Post-stocking management

Maintain a pH of 6.5-7.5 in the water. Apply lime if the level falls below the ideal level, and gypsum if it rises over the optimum level. When the temperature dips below 10°C, don’t feed.

Because of the decreased metabolic rate, fish growth slows from mid-November to February and then picks up when the temperature rises. Observe the fish by netting the pond once every 15 days and giving them a bath with potassium permanganate solution.

If you see any strange fish behaviour, take urgent action to eliminate it. For example, when fish begin to move in unusual patterns and come close to the top of the water to gasp, this indicates a low oxygen concentration in the fishpond, necessitating quick aeration.

Fish are more susceptible to bacterial, fungal, parasitic, and viral diseases such as tail or fin rot, dropsy, gill fluke, EUS, and fungal infections. As a result, an emergency treatment for the fish is required, and it is recommended that the pond be treated with CIFAX @ 1l/ha immediately before the winter season begins. Apply potassium permanganate at a rate of 3-5 kg/ha, or limestone at a rate of 150-200 kg/ha. Salt solution can also be treated in ponds at a rate of 250 kg/ha, which helps to prevent fish from illness outbreaks over the winter.

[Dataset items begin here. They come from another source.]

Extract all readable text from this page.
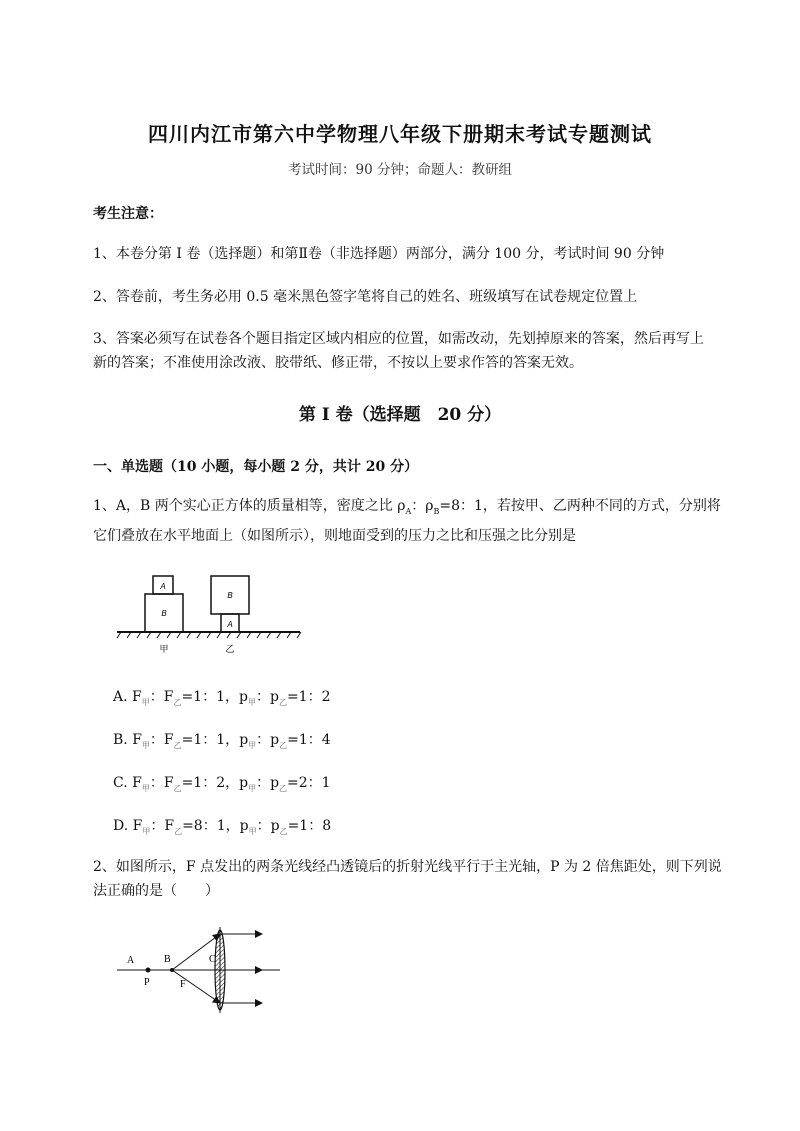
四川内江市第六中学物理八年级下册期末考试专题测试
考试时间：90 分钟；命题人：教研组
考生注意：
1、本卷分第 I 卷（选择题）和第Ⅱ卷（非选择题）两部分，满分 100 分，考试时间 90 分钟
2、答卷前，考生务必用 0.5 毫米黑色签字笔将自己的姓名、班级填写在试卷规定位置上
3、答案必须写在试卷各个题目指定区域内相应的位置，如需改动，先划掉原来的答案，然后再写上新的答案；不准使用涂改液、胶带纸、修正带，不按以上要求作答的答案无效。
第 I 卷（选择题　20 分）
一、单选题（10 小题，每小题 2 分，共计 20 分）
1、A，B 两个实心正方体的质量相等，密度之比 $\rho_A$：$\rho_B=8$：1，若按甲、乙两种不同的方式，分别将它们叠放在水平地面上（如图所示），则地面受到的压力之比和压强之比分别是
A
B
B
A
甲	乙
A. $F_甲$：$F_乙=1$：1，$p_甲$：$p_乙=1$：2
B. $F_甲$：$F_乙=1$：1，$p_甲$：$p_乙=1$：4
C. $F_甲$：$F_乙=1$：2，$p_甲$：$p_乙=2$：1
D. $F_甲$：$F_乙=8$：1，$p_甲$：$p_乙=1$：8
2、如图所示，F 点发出的两条光线经凸透镜后的折射光线平行于主光轴，P 为 2 倍焦距处，则下列说法正确的是（　　）
A
P
B
F
C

Fish based Integrated Farming System

Horticulture – Duck-based fish aquaculture is regarded the greatest approach for year-round income creation in Bihar among all available possibilities.

Ducks should be stocked at a density of 200-300 per hectare, which is sufficient to create manure and act as a bio-aerator for the fishpond.

Biofloc farming

For farmers who don’t have enough acreage to build a pond, this is a novel technology.Fish aquaculture with a low or no water exchange system that uses wastewater.

Pangas, Magur, Kawai, Tilapia, and Common carp are suitable species for this farming technique. A budget of Rs. 7-8 lakh is required to build a biofloc set-up consisting of 7 tanks with a diameter of 4 metres and a height of 1.5 metres.

The availability of electricity 24 hours a day, seven days a week is a major constraint in this technology. In big reservoirs, cage culture is used.An essential water resource (Bihar’s chaurs and mauns) for maximising fish production. Cage culture may be promoted in areas with a year-round water depth of 10 metres and a water spread area of 1000 hectares or more.


Crafts used for catching fish must be rinsed in soap solution, then dipped in 1 percent sodium hypochlorite solution for 5 minutes before drying. After each use, disinfectants or a home-made neem solution should be applied to fish-catching equipment.

Fishing in freshwater bodies will be limited to a maximum of two people during vessel operation. Indigenous vessels operating in each region must adhere to the 3m safe distance guideline when fishing.